René Longet. Nouvelle constitution: dans le doute, dis oui! Genève vit un nouvel épisode de son narcissisme et de sa propension à se saboter elle-même: la nouvelle constitution. (…) Ça avait mal commencé. Mais au final, le texte est bon. Déjà sur la forme. La structure est claire, le langage compréhensible par tous, les énumérations cohérentes, la densité normative uniforme. Et sur le fond, on y retrouve pratiquement tous les acquis des votations populaires, et les quelques points non repris sont largement compensés par les nouveautés introduites. (…) Dire non, c’est accepter de jeter les 15 millions que l’exercice aura coûté par la fenêtre, sans aucune garantie qu’un nouvel exercice fera mieux! Dans le doute, dis oui, cette fois-ci! Aucun risque, que des avantages!
Pierre Weiss: Le budget de la Ville de Genève est illégal La Ville de Genève annonce un déficit de 23 millions pour 2013. Le journaliste de la Tribune était-il subjugué par Sandrine Salerno pour n’avoir pas relevé que les communes sont obligées, heureusement et contrairement au Canton, de respecter le principe et la lettre de l’équilibre budgétaire (Art. 77 de la loi sur l’administration des communes)? Alors de trois choses l’une. Soit Sandrine Salerno ne connaît pas la loi. Soit elle la foule aux pieds. Soit elle n’a présenté qu’un prébudget, dans l’attente de nouvelles indications sur les rentrées fiscales venant de l’administration fiscale cantonale, dans ce que l’on pourrait appeler une opération de relations publiques inutile et donc ratée.

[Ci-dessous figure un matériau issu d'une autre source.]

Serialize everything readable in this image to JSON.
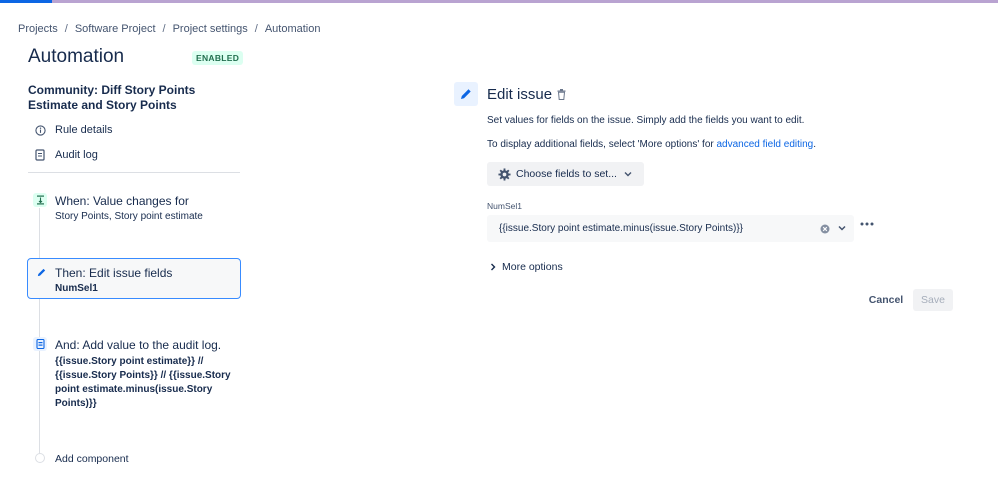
{
  "breadcrumb": {
    "items": [
      "Projects",
      "Software Project",
      "Project settings",
      "Automation"
    ],
    "separator": "/"
  },
  "page": {
    "title": "Automation",
    "status_badge": "ENABLED"
  },
  "rule": {
    "name": "Community: Diff Story Points Estimate and Story Points",
    "links": {
      "rule_details": "Rule details",
      "audit_log": "Audit log"
    }
  },
  "steps": {
    "trigger": {
      "title": "When: Value changes for",
      "subtitle": "Story Points, Story point estimate",
      "icon": "trigger-icon"
    },
    "action": {
      "title": "Then: Edit issue fields",
      "subtitle": "NumSel1",
      "icon": "pencil-icon"
    },
    "audit": {
      "title": "And: Add value to the audit log.",
      "subtitle": "{{issue.Story point estimate}} // {{issue.Story Points}} // {{issue.Story point estimate.minus(issue.Story Points)}}",
      "icon": "audit-log-icon"
    },
    "add_component": "Add component"
  },
  "panel": {
    "title": "Edit issue",
    "desc1": "Set values for fields on the issue. Simply add the fields you want to edit.",
    "desc2_prefix": "To display additional fields, select 'More options' for ",
    "desc2_link": "advanced field editing",
    "desc2_suffix": ".",
    "choose_fields": "Choose fields to set...",
    "field": {
      "label": "NumSel1",
      "value": "{{issue.Story point estimate.minus(issue.Story Points)}}"
    },
    "more_options": "More options",
    "cancel": "Cancel",
    "save": "Save"
  },
  "colors": {
    "accent": "#0c66e4",
    "enabled_badge_bg": "#dcfff1",
    "enabled_badge_text": "#216e4e",
    "selected_border": "#388bff"
  }
}
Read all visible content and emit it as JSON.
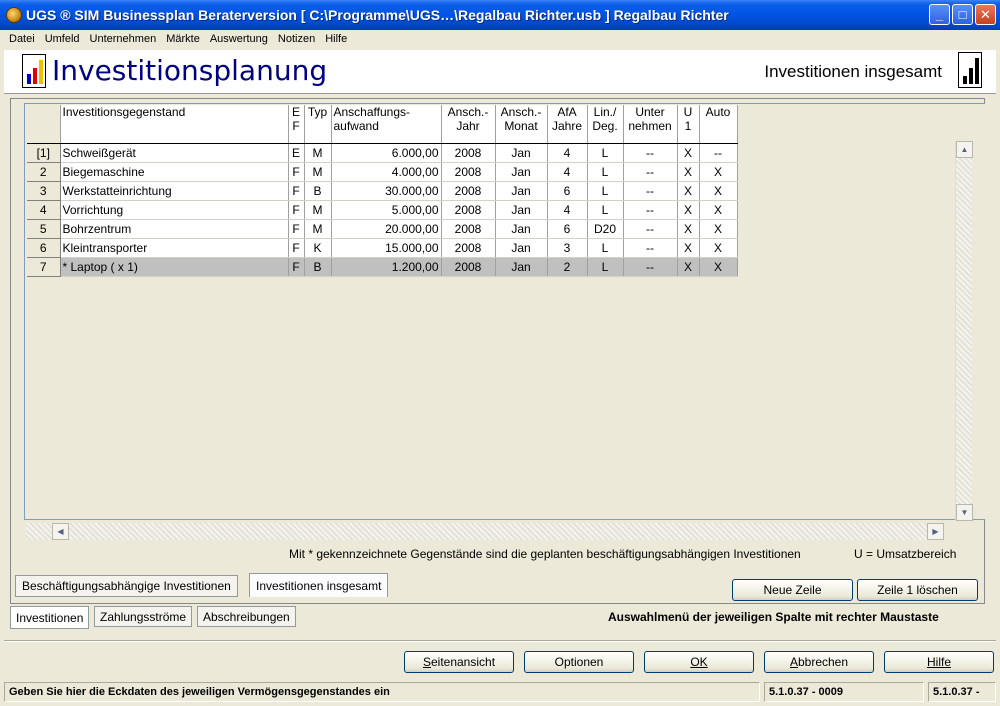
{
  "window": {
    "title": "UGS ® SIM Businessplan Beraterversion   [ C:\\Programme\\UGS…\\Regalbau Richter.usb ] Regalbau Richter",
    "minimize": "_",
    "maximize": "□",
    "close": "✕"
  },
  "menu": [
    "Datei",
    "Umfeld",
    "Unternehmen",
    "Märkte",
    "Auswertung",
    "Notizen",
    "Hilfe"
  ],
  "header": {
    "page_title": "Investitionsplanung",
    "section_title": "Investitionen insgesamt"
  },
  "grid": {
    "columns": [
      "",
      "Investitionsgegenstand",
      "E\nF",
      "Typ",
      "Anschaffungs-\naufwand",
      "Ansch.-\nJahr",
      "Ansch.-\nMonat",
      "AfA\nJahre",
      "Lin./\nDeg.",
      "Unter\nnehmen",
      "U\n1",
      "Auto"
    ],
    "rows": [
      {
        "num": "[1]",
        "name": "Schweißgerät",
        "ef": "E",
        "typ": "M",
        "aufwand": "6.000,00",
        "jahr": "2008",
        "monat": "Jan",
        "afa": "4",
        "lin": "L",
        "unter": "--",
        "u1": "X",
        "auto": "--"
      },
      {
        "num": "2",
        "name": "Biegemaschine",
        "ef": "F",
        "typ": "M",
        "aufwand": "4.000,00",
        "jahr": "2008",
        "monat": "Jan",
        "afa": "4",
        "lin": "L",
        "unter": "--",
        "u1": "X",
        "auto": "X"
      },
      {
        "num": "3",
        "name": "Werkstatteinrichtung",
        "ef": "F",
        "typ": "B",
        "aufwand": "30.000,00",
        "jahr": "2008",
        "monat": "Jan",
        "afa": "6",
        "lin": "L",
        "unter": "--",
        "u1": "X",
        "auto": "X"
      },
      {
        "num": "4",
        "name": "Vorrichtung",
        "ef": "F",
        "typ": "M",
        "aufwand": "5.000,00",
        "jahr": "2008",
        "monat": "Jan",
        "afa": "4",
        "lin": "L",
        "unter": "--",
        "u1": "X",
        "auto": "X"
      },
      {
        "num": "5",
        "name": "Bohrzentrum",
        "ef": "F",
        "typ": "M",
        "aufwand": "20.000,00",
        "jahr": "2008",
        "monat": "Jan",
        "afa": "6",
        "lin": "D20",
        "unter": "--",
        "u1": "X",
        "auto": "X"
      },
      {
        "num": "6",
        "name": "Kleintransporter",
        "ef": "F",
        "typ": "K",
        "aufwand": "15.000,00",
        "jahr": "2008",
        "monat": "Jan",
        "afa": "3",
        "lin": "L",
        "unter": "--",
        "u1": "X",
        "auto": "X"
      },
      {
        "num": "7",
        "name": "* Laptop ( x 1)",
        "ef": "F",
        "typ": "B",
        "aufwand": "1.200,00",
        "jahr": "2008",
        "monat": "Jan",
        "afa": "2",
        "lin": "L",
        "unter": "--",
        "u1": "X",
        "auto": "X"
      }
    ],
    "selected_row": 6
  },
  "note": "Mit * gekennzeichnete Gegenstände sind die geplanten beschäftigungsabhängigen Investitionen",
  "note_u": "U = Umsatzbereich",
  "subtabs": [
    "Beschäftigungsabhängige Investitionen",
    "Investitionen insgesamt"
  ],
  "row_buttons": {
    "new_row": "Neue Zeile",
    "delete_row": "Zeile 1 löschen"
  },
  "main_tabs": [
    "Investitionen",
    "Zahlungsströme",
    "Abschreibungen"
  ],
  "hint": "Auswahlmenü der jeweiligen Spalte mit rechter Maustaste",
  "dialog_buttons": {
    "page_view": "Seitenansicht",
    "options": "Optionen",
    "ok": "OK",
    "cancel": "Abbrechen",
    "help": "Hilfe"
  },
  "status": {
    "message": "Geben Sie hier die Eckdaten des jeweiligen Vermögensgegenstandes ein",
    "version1": "5.1.0.37 - 0009",
    "version2": "5.1.0.37 -"
  }
}
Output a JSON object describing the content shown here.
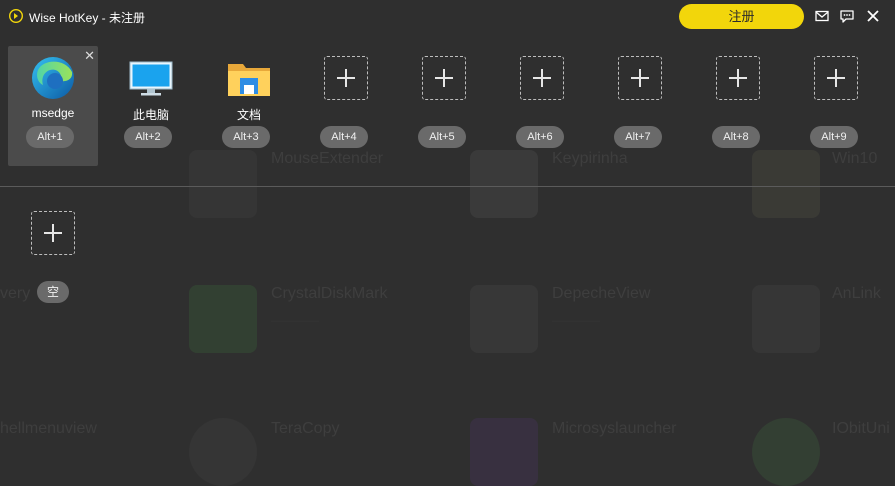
{
  "window": {
    "title": "Wise HotKey - 未注册"
  },
  "titlebar": {
    "register_label": "注册",
    "icons": [
      "mail-icon",
      "feedback-icon",
      "close-icon"
    ]
  },
  "slots": [
    {
      "label": "msedge",
      "key": "Alt+1",
      "icon": "edge-icon",
      "selected": true
    },
    {
      "label": "此电脑",
      "key": "Alt+2",
      "icon": "this-pc-icon"
    },
    {
      "label": "文档",
      "key": "Alt+3",
      "icon": "documents-folder-icon"
    },
    {
      "label": "",
      "key": "Alt+4",
      "icon": "add-icon"
    },
    {
      "label": "",
      "key": "Alt+5",
      "icon": "add-icon"
    },
    {
      "label": "",
      "key": "Alt+6",
      "icon": "add-icon"
    },
    {
      "label": "",
      "key": "Alt+7",
      "icon": "add-icon"
    },
    {
      "label": "",
      "key": "Alt+8",
      "icon": "add-icon"
    },
    {
      "label": "",
      "key": "Alt+9",
      "icon": "add-icon"
    }
  ],
  "extra_slot": {
    "key": "空",
    "icon": "add-icon"
  },
  "background_apps": [
    {
      "name": "MouseExtender"
    },
    {
      "name": "Keypirinha"
    },
    {
      "name": "Win10"
    },
    {
      "name": "very"
    },
    {
      "name": "CrystalDiskMark"
    },
    {
      "name": "DepecheView"
    },
    {
      "name": "AnLink"
    },
    {
      "name": "hellmenuview"
    },
    {
      "name": "TeraCopy"
    },
    {
      "name": "Microsyslauncher"
    },
    {
      "name": "IObitUni"
    }
  ]
}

Haykel Ezzeddine. On se lève tous pour Pierre Maudet Les médias sont unanimes. Un plébiscite total. Un soutien inconditionnel et un amour indéfectible. Il suffit de regarder la une des quotidiens du jour pour réaliser le triomphe que connaît actuellement l’ex-maire de Genève. (…) Genève tient son nouveau chérif. Combien durera la lune de miel? Allez les paris sont ouverts. (…) Ce succès il le vaut bien et son équipe de communication aussi!